Routine wäre zu viel gesagt, aber eine gewisse Übung hat die EU-Kommission in diesen Dingen bereits. Am Mittwoch hat sie sich schon zum vierten Mal mit einer Pharmafirma auf die Lieferbedingungen für einen möglichen Corona-Impfstoff geeinigt. Mit zwei weiteren Kandidaten verhandelt die Behörde derzeit noch. Dass die Aufregung diesmal größer ist als bei den bereits abgeschlossenen Verträgen mit Astra Zeneca, Sanofi GSG und Johnson & Johnson, liegt am Timing. Die deutsche Firma Biontech hat am Montag gemeinsam mit ihrem US-amerikanischen Partner Pfizer Fortschritte bei der Entwicklung eines Impfstoffs vermeldet - und könnte damit die erste Firma werden, die tatsächlich ein Vakzin auf den Markt bringt.
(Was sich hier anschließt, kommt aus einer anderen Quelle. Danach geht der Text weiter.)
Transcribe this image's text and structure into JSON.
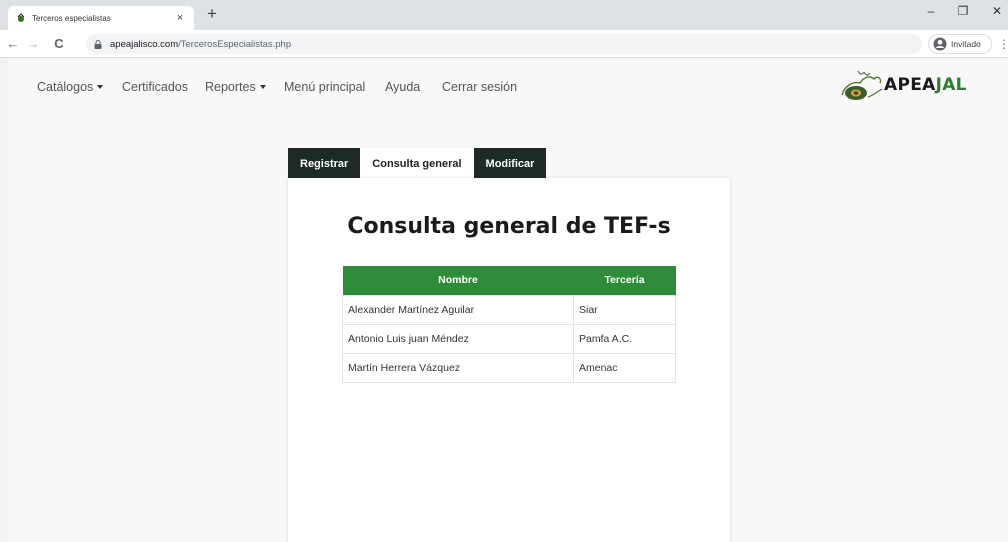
{
  "browser": {
    "tab_title": "Terceros especialistas",
    "tab_close": "×",
    "new_tab": "+",
    "url_host": "apeajalisco.com",
    "url_path": "/TercerosEspecialistas.php",
    "profile_label": "Invitado",
    "minimize": "–",
    "restore": "❐",
    "close": "✕",
    "back": "←",
    "forward": "→",
    "reload": "C",
    "menu": "⋮"
  },
  "navbar": {
    "catalogos": "Catálogos",
    "certificados": "Certificados",
    "reportes": "Reportes",
    "menu_principal": "Menú principal",
    "ayuda": "Ayuda",
    "cerrar_sesion": "Cerrar sesión",
    "logo_text_1": "APEA",
    "logo_text_2": "JAL"
  },
  "tabs": {
    "registrar": "Registrar",
    "consulta": "Consulta general",
    "modificar": "Modificar"
  },
  "main": {
    "title": "Consulta general de TEF-s",
    "columns": [
      "Nombre",
      "Tercería"
    ],
    "rows": [
      [
        "Alexander Martínez Aguilar",
        "Siar"
      ],
      [
        "Antonio Luis juan Méndez",
        "Pamfa A.C."
      ],
      [
        "Martín Herrera Vázquez",
        "Amenac"
      ]
    ]
  },
  "colors": {
    "table_header": "#2e8b3a",
    "tab_dark": "#1e2a24",
    "brand_accent": "#2e7d32"
  },
  "icons": {
    "favicon": "apeajal-favicon-icon",
    "lock": "lock-icon",
    "profile": "profile-icon",
    "logo": "apeajal-logo-icon"
  }
}
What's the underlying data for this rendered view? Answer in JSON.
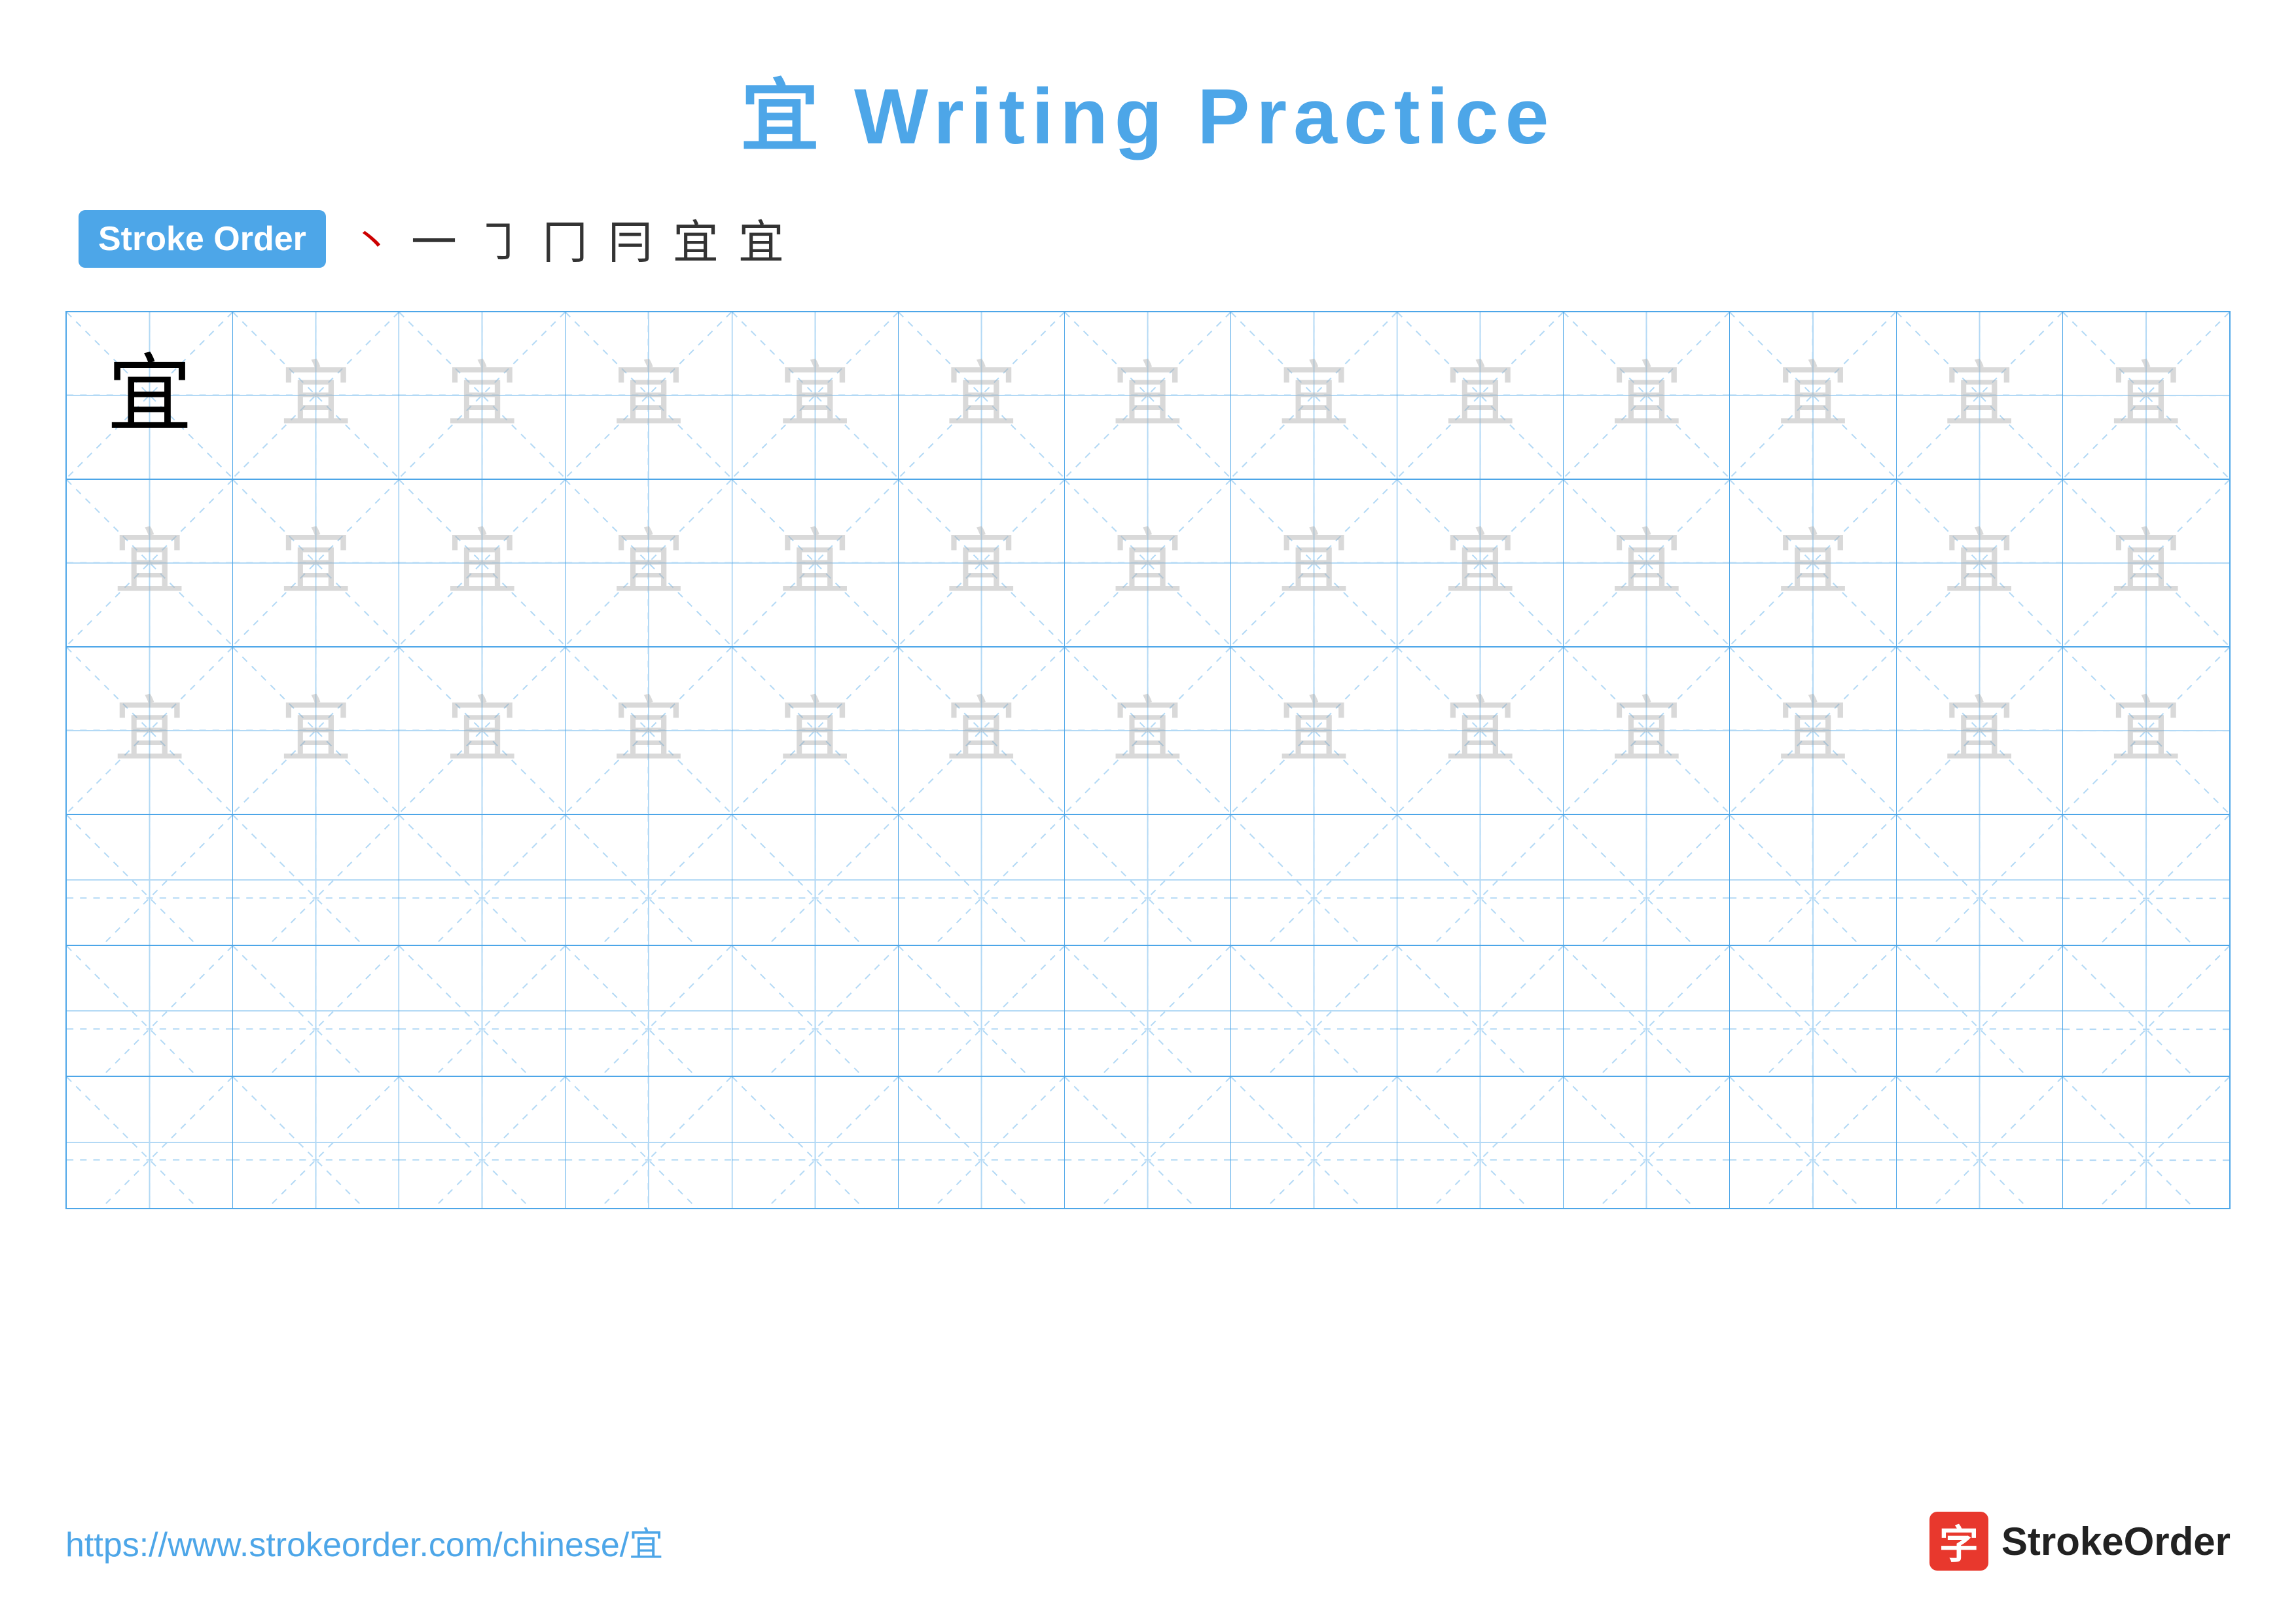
{
  "title": {
    "char": "宜",
    "text": " Writing Practice",
    "full": "宜 Writing Practice"
  },
  "stroke_order": {
    "badge_label": "Stroke Order",
    "strokes": [
      "丶",
      "一",
      "㇆",
      "冂",
      "冂",
      "冃",
      "宜"
    ]
  },
  "grid": {
    "rows": 6,
    "cols": 13,
    "row_data": [
      {
        "type": "practice",
        "first_solid": true
      },
      {
        "type": "practice",
        "first_solid": false
      },
      {
        "type": "practice",
        "first_solid": false
      },
      {
        "type": "empty"
      },
      {
        "type": "empty"
      },
      {
        "type": "empty"
      }
    ]
  },
  "footer": {
    "url": "https://www.strokeorder.com/chinese/宜",
    "logo_char": "字",
    "logo_name": "StrokeOrder"
  },
  "colors": {
    "blue": "#4da6e8",
    "red": "#cc0000",
    "light_grid_line": "#b3d9f5",
    "solid_grid_line": "#4da6e8"
  }
}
Insgesamt 300 Millionen Impfdosen - genug für 150 Millionen Impfungen - könnte Biontech nach dem nun geschlossenen Vertrag an die EU liefern. "Mit diesem vierten Vertrag stärken wir ein extrem solides Portfolio aus möglichen Impfstoffkandidaten", sagte Kommissionspräsidentin Ursula von der Leyen.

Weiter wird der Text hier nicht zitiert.